Sue Moorcroft and Nadiya Hussain. Sue and I are both members of the Romantic Novelists’ Association, so we’ve bumped into each other a few times at their conferences and parties. I love her books and am looking forward to the chance to get to know her better. And Nadiya is like a magical cake fairy godmother – I’d love to chat about favourite cake recipes with her.
Which book has inspired you the most?
The book that’s stuck in my mind from childhood is H E Bates’ The Pop Larkin Chronicles, the first story of which, The Darling Buds of May, was published in 1958. My grandfather used to read these stories to my grandmother while they had afternoon tea in the garden, and I remember, as a child (over a decade later, I hasten to add), my mouth watering at the vivid descriptions of the food and drink, and giggling at the larger than life (particularly in Ma Larkin’s case!) characters and the outrageous things they got up to. Food has always played a huge and colourful part in my life and I don’t think I could actually bring myself to write a book that didn’t have an element of food and a little bit of outrageous behaviour in it!
What is the first thing you do when you wake up in the morning?
Demand tea if it’s the weekend and hubby’s there to make it! Otherwise stumble, eyes still closed, down the stairs – hopefully not tripping over the cat – flick the switch on the kettle and hope said cat doesn’t want her breakfast until I’ve at least started my second cup and managed to prise one eye open. I am so not a morning person!
What is your life’s motto?
I’m greedy and have 2 – “Don’t let anybody else impose their limits on you!” and “Life’s too short for bad chocolate!” (I think I may have borrowed the latter from one of Carole Matthews’ fabulous Chocaholic books and decided to adopt it!)
Our theme for the 2017 Festival is Journeys. Can you tell us which journeys in your life have been most memorable?
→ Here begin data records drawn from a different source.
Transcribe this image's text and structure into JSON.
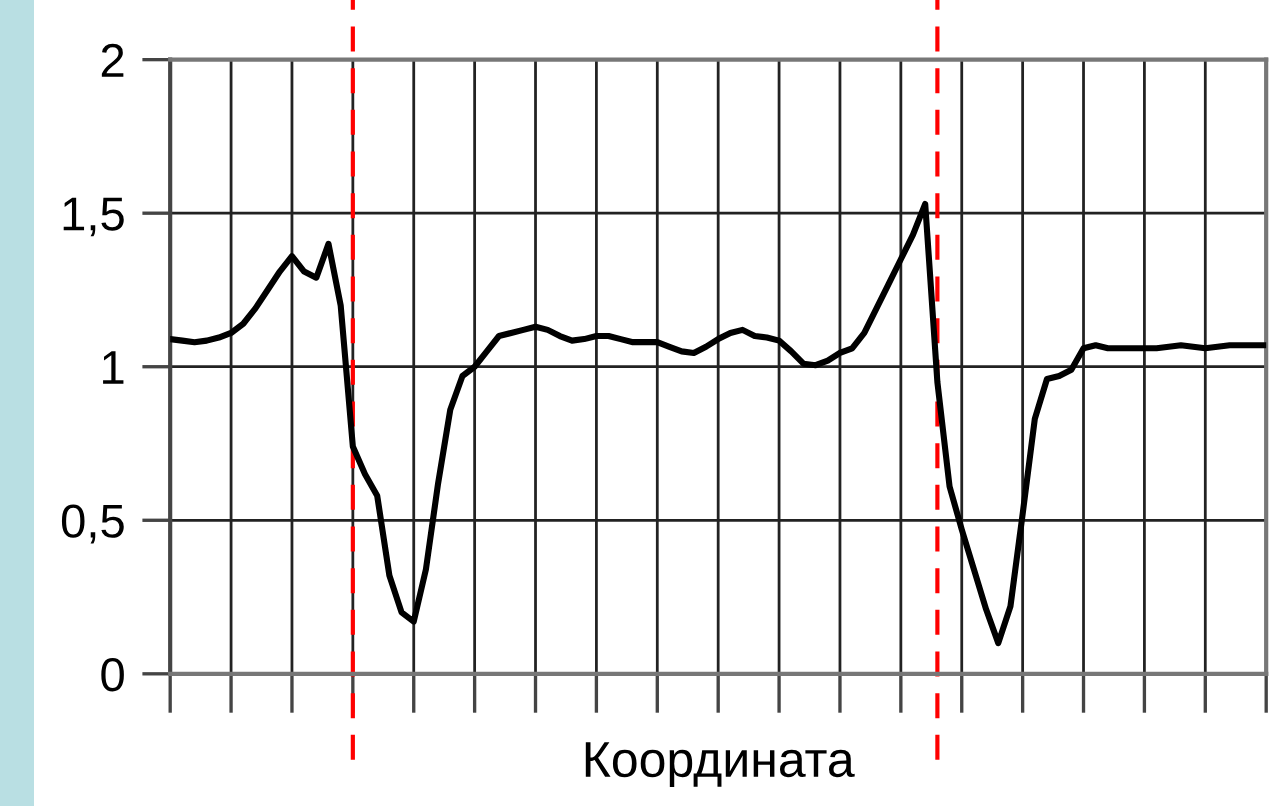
{
  "chart_data": {
    "type": "line",
    "xlabel": "Координата",
    "categories": [
      null,
      null,
      null,
      null,
      null,
      null,
      null,
      null,
      null,
      null,
      null,
      null,
      null,
      null,
      null,
      null,
      null,
      null,
      null,
      null,
      null,
      null,
      null,
      null,
      null,
      null,
      null,
      null,
      null,
      null,
      null,
      null,
      null,
      null,
      null,
      null,
      null,
      null,
      null,
      null,
      null,
      null,
      null,
      null,
      null,
      null,
      null,
      null,
      null,
      null,
      null,
      null,
      null,
      null,
      null,
      null,
      null,
      null,
      null,
      null,
      null,
      null,
      null,
      null,
      null,
      null,
      null,
      null,
      null,
      null,
      null,
      null,
      null,
      null,
      null,
      null,
      null,
      null,
      null,
      null,
      null,
      null,
      null,
      null,
      null,
      null,
      null,
      null,
      null,
      null,
      null
    ],
    "series": [
      {
        "color": "#000000",
        "values": [
          1.09,
          1.085,
          1.08,
          1.085,
          1.095,
          1.11,
          1.14,
          1.19,
          1.25,
          1.31,
          1.36,
          1.31,
          1.29,
          1.4,
          1.2,
          0.74,
          0.65,
          0.58,
          0.32,
          0.2,
          0.17,
          0.34,
          0.62,
          0.86,
          0.97,
          1.0,
          1.05,
          1.1,
          1.11,
          1.12,
          1.13,
          1.12,
          1.1,
          1.085,
          1.09,
          1.1,
          1.1,
          1.09,
          1.08,
          1.08,
          1.08,
          1.065,
          1.05,
          1.045,
          1.065,
          1.09,
          1.11,
          1.12,
          1.1,
          1.095,
          1.085,
          1.05,
          1.01,
          1.005,
          1.02,
          1.045,
          1.06,
          1.11,
          1.19,
          1.27,
          1.35,
          1.43,
          1.53,
          0.95,
          0.61,
          0.47,
          0.34,
          0.21,
          0.1,
          0.22,
          0.52,
          0.83,
          0.96,
          0.97,
          0.99,
          1.06,
          1.07,
          1.06,
          1.06,
          1.06,
          1.06,
          1.06,
          1.065,
          1.07,
          1.065,
          1.06,
          1.065,
          1.07,
          1.07,
          1.07,
          1.07
        ]
      }
    ],
    "ylim": [
      0,
      2
    ],
    "yticks": [
      0,
      {
        "value": 0.5,
        "label": "0,5"
      },
      1,
      {
        "value": 1.5,
        "label": "1,5"
      },
      2
    ],
    "grid": true,
    "marker": "none",
    "line_style": "solid",
    "tick_labels": "y"
  }
}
Well, the one which leaps to mind – and I really wish it wouldn’t – would have to be a dreadful panto tour back in the 80s. Six of us in a freezing, filthy white van with no heater, rock-hard seats, and windows which could jam, up or down. We part-drove, part-skidded from a snow-covered farm cottage with icicles on the insides of the windows, in Marden, Kent, to an even snowier log cabin on the banks of a Scottish loch which may or may not have been Loch Lomond. I think by the time we got there we’d given up caring where we were, why we were there, or if we’d ever be able to feel our fingers, toes or noses again.
Talking Heads’ “We’re on The Road to Nowhere”, which had become our unofficial anthem, was blasting out of someone’s tape recorder – until the batteries ran out and it got slower and slower until we couldn’t bear it any longer – as the van’s cassette deck chewed tapes. We were on the wrong side of pay day, hunger was making us grumpy, the iciness of the water at the farm cottage had left some (ok, let’s be honest, the male half!) of the company less than fragrant, and the journey seemed as if it would never ever end. We all felt as if we’d entered the twilight zone and would be stuck in that van forever.
From that day, I’ve never gone anywhere without something edible and a packet of wet wipes in my handbag!